Dr. iur. Klaus-Peter Horndasch
Rz. 94
Der Anspruch auf den Erhalt eines Beitrages zum Familienunterhalt besteht zwischen den Eheleuten gegenseitig. Daher ist nach § 1360 BGB jeder Ehegatte zugleich Unterhaltsberechtigter und Unterhaltsverpflichteter.
Rz. 95
Der Anspruch umfasst die Bedürfnisse der gesamten Familie einschließlich der Kinder. Der Unterhaltsanspruch der Kinder ergibt sich jedoch ausschließlich aus §§ 1601 ff. BGB. Darüber hinaus bestimmen Ehegatten in der Regel nach § 1612 Abs. 2 S. 1 BGB, das unverheirateten minderjährigen, aber auch volljährigen Kindern Unterhalt in Natur im gemeinsamen Haushalt gewährt wird. Das Bestimmungsrecht der Eltern findet seine Grenze allerdings darin, dass auf die Belange des Kindes die gebotene Rücksicht genommen werden muss.
Führt das Bestimmungsrecht aber zu einem Unterhaltsanspruch in Natur im gemeinsamen Haushalt, umfasst dies alles, was zur Befriedigung der Lebensbedürfnisse zu leisten ist wie freie Kost, Wohnung, Versorgung, sonstige Sachaufwendungen und Leistungen, insbesondere für Bildung und Freizeitgestaltung. Hinzu kommt der Anspruch des Kindes auf ein angemessenes Taschengeld.
Rz. 96
Das Bestimmungsrecht gilt gegenüber minderjährigen und volljährigen Kindern in gleicher Weise. Bei Minderjährigen ist dies Ausfluss der elterlichen Sorge. Bei Volljährigen wird vor allem die notwendige Rücksichtnahme auf die Belange des Kindes von Bedeutung sein. Es kann aber durchaus sein, dass dann, wenn das Kind nach Eintritt der Volljährigkeit stets das Elternhaus verlassen und Unterhalt in Form einer Geldrente verlangen könnte, Eltern wirtschaftlich überfordert wären.
Rz. 97
Das Kind selbst hat keinen Anspruch auf Familienunterhalt nach § 1360 BGB. Allerdings besteht grundsätzlich das Recht des Kindes, nach §§ 1601 ff. BGB Unterhalt geltend zu machen. Dies spielt insbesondere nach Volljährigkeit eine Rolle. In der Praxis wird ein Fall der Geltendmachung von Unterhalt des minderjährigen Kindes nach §§ 1601 ff. BGB kaum in Betracht kommen, da in solchen Fällen eine Vernachlässigung des Kindes vorliegt und eine Gefährdung des Kindeswohl nach § 1666 BGB vorliegt.
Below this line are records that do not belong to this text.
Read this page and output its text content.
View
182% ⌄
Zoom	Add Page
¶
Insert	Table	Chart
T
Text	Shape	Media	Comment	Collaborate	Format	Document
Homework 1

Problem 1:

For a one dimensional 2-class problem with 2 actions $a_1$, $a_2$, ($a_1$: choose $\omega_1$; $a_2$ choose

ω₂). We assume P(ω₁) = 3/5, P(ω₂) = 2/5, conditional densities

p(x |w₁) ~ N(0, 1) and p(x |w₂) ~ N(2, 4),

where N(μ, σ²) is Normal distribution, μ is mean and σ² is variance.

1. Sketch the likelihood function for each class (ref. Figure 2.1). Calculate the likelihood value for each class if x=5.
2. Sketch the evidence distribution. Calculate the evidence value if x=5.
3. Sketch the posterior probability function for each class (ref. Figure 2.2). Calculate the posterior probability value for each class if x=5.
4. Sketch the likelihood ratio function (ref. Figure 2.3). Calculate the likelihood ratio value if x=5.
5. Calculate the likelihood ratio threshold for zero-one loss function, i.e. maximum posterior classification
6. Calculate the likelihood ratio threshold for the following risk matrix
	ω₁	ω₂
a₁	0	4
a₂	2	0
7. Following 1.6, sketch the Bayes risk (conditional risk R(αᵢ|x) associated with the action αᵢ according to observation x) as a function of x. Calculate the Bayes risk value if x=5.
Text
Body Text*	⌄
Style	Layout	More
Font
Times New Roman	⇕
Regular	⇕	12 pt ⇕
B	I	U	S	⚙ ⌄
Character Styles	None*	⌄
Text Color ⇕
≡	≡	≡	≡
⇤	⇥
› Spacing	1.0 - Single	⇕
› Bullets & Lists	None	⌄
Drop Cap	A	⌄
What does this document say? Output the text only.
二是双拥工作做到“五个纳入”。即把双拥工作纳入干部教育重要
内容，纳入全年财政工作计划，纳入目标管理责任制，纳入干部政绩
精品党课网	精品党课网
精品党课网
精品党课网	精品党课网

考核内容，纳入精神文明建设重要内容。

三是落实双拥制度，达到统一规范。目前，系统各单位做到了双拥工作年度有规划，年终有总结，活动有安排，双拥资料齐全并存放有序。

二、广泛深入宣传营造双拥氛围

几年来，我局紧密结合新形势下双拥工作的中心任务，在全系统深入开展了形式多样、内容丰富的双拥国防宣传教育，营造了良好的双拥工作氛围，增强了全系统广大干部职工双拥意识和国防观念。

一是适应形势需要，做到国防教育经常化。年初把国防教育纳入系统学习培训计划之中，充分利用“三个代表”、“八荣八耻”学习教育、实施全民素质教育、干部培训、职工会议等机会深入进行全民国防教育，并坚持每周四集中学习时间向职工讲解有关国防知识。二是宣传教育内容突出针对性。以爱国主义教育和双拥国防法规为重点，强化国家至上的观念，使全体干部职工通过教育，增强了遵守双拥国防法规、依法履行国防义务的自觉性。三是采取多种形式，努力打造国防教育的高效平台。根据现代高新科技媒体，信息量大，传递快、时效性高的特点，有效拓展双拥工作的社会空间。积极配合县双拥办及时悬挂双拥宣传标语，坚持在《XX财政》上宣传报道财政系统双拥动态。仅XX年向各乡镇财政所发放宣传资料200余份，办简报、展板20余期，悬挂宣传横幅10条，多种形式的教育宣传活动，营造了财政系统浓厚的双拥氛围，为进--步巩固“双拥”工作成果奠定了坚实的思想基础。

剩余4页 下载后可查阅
Dies führt zum Einschreiten des Familiengerichts und damit ohnehin zu einem Anspruch auf Kindesunterhalt nach § 1601 BGB.
Rz. 98
Besteht ein Unterhaltstitel für das Kind, wird dieser nicht dadurch gegenstandslos, dass die getrenntlebenden Eltern die eheliche Lebensgemeinschaft wieder herstellen oder geschiedene Eltern erneut heiraten. Der barunterhaltspflichtige Elternteil kann mit einem Vollstreckungsgegenantrag (§ 113 Abs. 1 S. 2 FamFG, § 767 ZPO) allerdings geltend machen, dass er während des erneuten Zusammenlebens mit dem anderen Elternteil Familienunterhalt leistet und dadurch den Bedarf des Kindes deckt.
Rz. 99
Die Ehegatten tragen gem. § 1360 BGB die Last des Familienunterhalts gemeinsam, sind jedoch in der Gestaltung ihrer Ehe, in der Rollenverteilung und in der Beschaffung und Verteilung des Unterhalts weitgehend frei.
Rz. 100
Die Gestaltungsfreiheit gilt im Verhältnis der Ehegatten zueinander, nicht jedoch im Verhältnis zu vorrangigen Unterhaltsberechtigten, also minderjährigen Kindern oder privilegierten volljährigen Kindern aus einer früheren Ehe oder einer anderen Verbindung. Ebenso wenig darf dies zu Lasten eines gleichrangig Berechtigten, z.B. eines früheren Ehegatten oder eines ein Kleinkind betreuenden Elternteils gehen (§ 1609 Nr. 1, 2 BGB).
Rz. 101
Daraus kann ggf. eine Erwerbsobliegenheit abgeleitet werden. Die grundsätzlich frei zu wählende Rollenverteilung der Ehegatten darf nicht den bestehenden Unterhaltsanspruch gleichrangiger oder vorrangiger Berechtigter schmälern. So wird bei einer Konkurrenz des geschiedenen und des beim Verpflichteten lebenden jetzigen Ehegatten entscheidend sein, ob der den Haushalt führende jetzige Ehegatte im Falle einer Scheidung wegen Kinderbetreuung unterhaltsberechtigt wäre. Ist dies nicht der Fall, wird ihm ein fiktives Einkommen zugerechnet, das den erwerbstätigen Partner (teilweise) vom Familienunterhalt entlastet, seine Leistungsfähigkeit im Verhältnis zum geschiedenen Partner und damit dessen Unterhaltsanspruch erhöht.
Rz. 102
Eine Erwerbsobliegenheit kommt ebenfalls in Betracht, wenn ein nachrangiger Unterhaltsgläubiger, also beispielsweise ein volljähriges Kind, Unterhalt vom haushaltsführenden Ehegatten verlangt. Führt der – wieder verheiratete – Ehegatte den Haushalt, ohne eigene Einkünfte zu erzielen, kann zumindest die Verpflichtung zur Aufnahme einer Nebentätigkeit gegenüber dem volljährigen Kind bestehen. Wäre dagegen für den Haushalt führenden Ehegatten grundsätzlich ein Betreuungsunterhaltsanspruch nach § 1570 BGB gegeben oder aber ein Anspruch wegen Krankheitsunterhalt aufgrund Erwerbsunfähigkeit, kommt die Verpflichtung einer Nebentätigkeit aufgrund der – nachrangigen – Unterhaltsverpflichtung gegenüber dem volljährigen Kind nicht in Betracht. Grundsätzlich wird aber das Recht des in zweiter Ehe verheirateten Partners, nach § 1356 BGB zu bestimmen, d...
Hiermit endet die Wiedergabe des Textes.